The Gourds

The Gourds

The Gourds

Blood of the Ram

Eleven Thirty

Okay, I admit it. I have yet to drink the Kool Aid that would allow me to get where this Austin-based quintet is coming from. Perhaps best known for their 1998 bluegrass take on Snoop Dogg’s “Gin & Juice,” The Gourds have a nice, gritty roots-rock sound. But I find the band’s lyrical experimentation on Blood of the Ram difficult to connect with.

The proceedings do get off to an agreeable start, however. It’s the sound of Louisiana that pervades the opening track, “Lower 48.” Even so, the band manages to squeeze in mention of the other 47 states; “Montana’s cold as the titties on witches,” guitarist Kev Russell sings at one point.

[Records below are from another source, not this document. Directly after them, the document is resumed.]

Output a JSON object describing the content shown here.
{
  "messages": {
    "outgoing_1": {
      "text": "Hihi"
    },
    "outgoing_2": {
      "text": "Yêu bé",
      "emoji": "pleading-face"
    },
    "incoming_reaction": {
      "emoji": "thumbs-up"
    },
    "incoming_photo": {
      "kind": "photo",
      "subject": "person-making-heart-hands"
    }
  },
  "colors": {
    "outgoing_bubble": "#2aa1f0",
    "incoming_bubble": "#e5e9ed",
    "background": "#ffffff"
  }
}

Russell also offers a slab of Memphis soul on “Escalade,” one of the record’s best tracks. It sounds something like John Hiatt covering the Reverend Al Green. “Illegal Oyster” is a loping, banjo-fed number that recalls The Band, a frequent point of comparison for The Gourds (along with NRBQ and Los Lobos). Mandolin colors “On Time,” courtesy of multi-instrumentalist Max Johnston, a veteran of Uncle Tupelo and Wilco who joined The Gourds in 1999.

But it’s the band’s oddball lyrics that ultimately make The Gourds a love ’em or leave ’em proposition. Southern vernacular, literary references, goofy wordplay and bizarre humor find equal favor here. Bassist Jimmy Smith’s “Let Him In” offers these lines: “Have you been a drinkin’/Old Bacchus taught me well/And yes I do remember/What the hell does that gots to do with anything?” Or how about these memorable lines from “Spanky”: “Why you could serve a turkey/On that man’s belt buckle/Well even if he whooped me/I couldn’t give a fuckle.”

Many rave about The Gourds’ live show and combination of endearing sloppiness and jam band-like virtuosity. For me, I just couldn’t find enough on this disc to pull me in. The down home sounds are nice as far as they go, but the lyrical diversions remain a taste I have yet to acquire.